As explained in detail above, according to the method of the present invention, if it is determined that the closed-loop control execution condition is erroneously established and idle rotation speed control is performed, or if a failure occurs in the closed-loop control system and an abnormal If idle rotation speed control is performed, this can be detected and subsequent idle rotation speed control can be aborted, thereby preventing sudden decreases in rotation speed or abnormal increases in idle rotation speed due to incorrect idle rotation control. , reduction, and furthermore, it is possible to prevent the occurrence of engine stalls and the like.

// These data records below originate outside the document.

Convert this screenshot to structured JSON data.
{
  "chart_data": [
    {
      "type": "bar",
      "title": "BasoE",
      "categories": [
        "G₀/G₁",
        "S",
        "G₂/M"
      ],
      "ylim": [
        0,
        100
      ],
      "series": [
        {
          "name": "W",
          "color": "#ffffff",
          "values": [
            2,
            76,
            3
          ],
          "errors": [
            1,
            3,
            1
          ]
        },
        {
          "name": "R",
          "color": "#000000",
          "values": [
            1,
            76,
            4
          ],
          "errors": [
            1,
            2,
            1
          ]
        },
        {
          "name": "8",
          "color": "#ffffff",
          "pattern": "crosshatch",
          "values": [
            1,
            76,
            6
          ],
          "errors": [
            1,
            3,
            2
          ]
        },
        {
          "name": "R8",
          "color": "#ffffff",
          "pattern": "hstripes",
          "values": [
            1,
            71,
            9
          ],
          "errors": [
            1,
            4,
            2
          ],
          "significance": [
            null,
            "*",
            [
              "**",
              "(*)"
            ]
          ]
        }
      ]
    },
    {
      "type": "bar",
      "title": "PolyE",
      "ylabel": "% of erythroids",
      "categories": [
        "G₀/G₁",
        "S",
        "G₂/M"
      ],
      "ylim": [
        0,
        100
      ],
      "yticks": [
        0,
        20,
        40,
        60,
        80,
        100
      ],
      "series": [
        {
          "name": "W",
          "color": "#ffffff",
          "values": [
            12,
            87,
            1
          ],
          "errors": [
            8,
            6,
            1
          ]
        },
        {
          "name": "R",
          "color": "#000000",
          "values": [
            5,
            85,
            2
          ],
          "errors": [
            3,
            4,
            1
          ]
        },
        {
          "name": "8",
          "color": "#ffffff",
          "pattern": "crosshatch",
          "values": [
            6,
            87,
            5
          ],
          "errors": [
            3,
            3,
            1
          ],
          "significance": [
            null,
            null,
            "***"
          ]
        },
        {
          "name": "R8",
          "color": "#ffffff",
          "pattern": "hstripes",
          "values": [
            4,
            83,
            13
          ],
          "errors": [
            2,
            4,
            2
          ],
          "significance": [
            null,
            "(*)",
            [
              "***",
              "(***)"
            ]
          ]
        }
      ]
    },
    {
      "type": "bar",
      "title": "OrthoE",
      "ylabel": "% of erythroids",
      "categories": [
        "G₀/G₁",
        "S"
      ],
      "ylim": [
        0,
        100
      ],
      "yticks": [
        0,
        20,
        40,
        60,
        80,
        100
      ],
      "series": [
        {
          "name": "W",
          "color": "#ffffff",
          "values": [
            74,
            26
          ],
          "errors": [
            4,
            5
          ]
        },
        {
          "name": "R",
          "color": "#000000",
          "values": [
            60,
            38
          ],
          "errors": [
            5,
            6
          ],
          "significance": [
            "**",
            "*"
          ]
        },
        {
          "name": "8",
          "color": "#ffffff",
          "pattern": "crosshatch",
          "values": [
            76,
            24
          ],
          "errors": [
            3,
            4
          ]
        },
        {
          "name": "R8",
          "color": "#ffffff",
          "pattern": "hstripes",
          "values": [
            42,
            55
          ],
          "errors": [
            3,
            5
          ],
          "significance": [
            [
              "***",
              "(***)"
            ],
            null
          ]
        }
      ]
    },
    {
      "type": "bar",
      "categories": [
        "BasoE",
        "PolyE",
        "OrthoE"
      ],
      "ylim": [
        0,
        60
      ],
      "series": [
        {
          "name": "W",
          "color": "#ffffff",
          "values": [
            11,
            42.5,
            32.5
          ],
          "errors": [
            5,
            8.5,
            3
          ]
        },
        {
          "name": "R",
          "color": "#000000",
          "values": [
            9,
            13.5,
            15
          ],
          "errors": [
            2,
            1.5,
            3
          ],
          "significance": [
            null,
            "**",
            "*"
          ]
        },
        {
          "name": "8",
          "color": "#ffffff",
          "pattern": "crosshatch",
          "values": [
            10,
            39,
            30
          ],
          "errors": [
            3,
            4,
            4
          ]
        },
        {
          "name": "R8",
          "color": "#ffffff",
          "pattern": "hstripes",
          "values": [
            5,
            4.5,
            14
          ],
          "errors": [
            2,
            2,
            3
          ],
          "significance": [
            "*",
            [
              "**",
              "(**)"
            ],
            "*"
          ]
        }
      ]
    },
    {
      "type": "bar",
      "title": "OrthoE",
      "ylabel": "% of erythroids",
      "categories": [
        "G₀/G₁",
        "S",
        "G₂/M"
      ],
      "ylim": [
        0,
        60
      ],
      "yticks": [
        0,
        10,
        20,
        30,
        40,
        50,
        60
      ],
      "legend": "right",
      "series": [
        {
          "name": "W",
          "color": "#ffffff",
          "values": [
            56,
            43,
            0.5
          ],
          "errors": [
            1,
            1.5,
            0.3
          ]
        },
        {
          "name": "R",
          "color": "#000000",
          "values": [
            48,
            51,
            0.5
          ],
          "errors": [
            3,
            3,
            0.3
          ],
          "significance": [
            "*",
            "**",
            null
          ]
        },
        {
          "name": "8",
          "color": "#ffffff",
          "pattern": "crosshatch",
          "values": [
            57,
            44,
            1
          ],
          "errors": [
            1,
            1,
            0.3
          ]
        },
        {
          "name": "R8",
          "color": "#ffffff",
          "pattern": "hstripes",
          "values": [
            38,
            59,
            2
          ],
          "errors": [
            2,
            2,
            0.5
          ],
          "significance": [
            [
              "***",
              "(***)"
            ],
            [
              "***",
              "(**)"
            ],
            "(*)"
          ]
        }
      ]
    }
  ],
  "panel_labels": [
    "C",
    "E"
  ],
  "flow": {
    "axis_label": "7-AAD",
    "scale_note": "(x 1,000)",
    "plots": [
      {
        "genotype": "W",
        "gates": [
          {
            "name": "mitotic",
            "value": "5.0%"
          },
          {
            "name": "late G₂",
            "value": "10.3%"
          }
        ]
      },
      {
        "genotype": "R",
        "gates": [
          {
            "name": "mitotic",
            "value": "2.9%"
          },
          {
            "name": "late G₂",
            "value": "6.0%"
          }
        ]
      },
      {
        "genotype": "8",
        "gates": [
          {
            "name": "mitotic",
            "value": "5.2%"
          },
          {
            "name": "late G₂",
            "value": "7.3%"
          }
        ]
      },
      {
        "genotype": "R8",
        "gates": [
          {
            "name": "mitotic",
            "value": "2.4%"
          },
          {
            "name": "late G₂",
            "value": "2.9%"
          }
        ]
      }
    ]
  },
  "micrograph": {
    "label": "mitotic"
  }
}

[Brief explanation of the drawing]

Fig. 1 is a schematic diagram of an embodiment of the present invention, Fig. 2 is a block diagram showing the electrical configuration of the embodiment of Fig. 1, Fig. 3 is a flowchart of a program of the embodiment, and Fig. 4 is a FIG. 4 is a structural diagram of a part of another embodiment of the present invention. 14,102...Throttle valve, 16...Bypass intake passage, 18...Control valve, 20,100...
...Valve control motor, 26...Control circuit, 28...
Throttle position sensor, 34...Crank angle sensor, 38...Angle sensor for vehicle speed detection, 5
0...CPU, 52...RAM, 54...ROM, 5
6...Input interface, 58...Output interface, 62...Vehicle speed signal generation circuit, 64...
Rotation speed signal generation circuit.

Claims (1)

[Claims] 1 Detecting the rotational speed of the internal combustion engine, comparing the detected rotational speed with the target rotational speed, increasing or decreasing the intake air flow rate during idling operation of the engine according to the comparison result, and performing the above process. In the idle rotation speed control method in which the rotation speed of the engine during idle operation is made equal to the target rotation speed by repeating the above, it is detected whether the increase operation or the decrease operation is continuously performed a predetermined number of times. However, if it is carried out a specified number of times in a row,
An idle rotation speed of an internal combustion engine, characterized in that it is detected whether the amount of change in the rotation speed of the engine is less than a predetermined value, and if the amount of change is less than the predetermined value, the idle rotation speed control is stopped. Control method.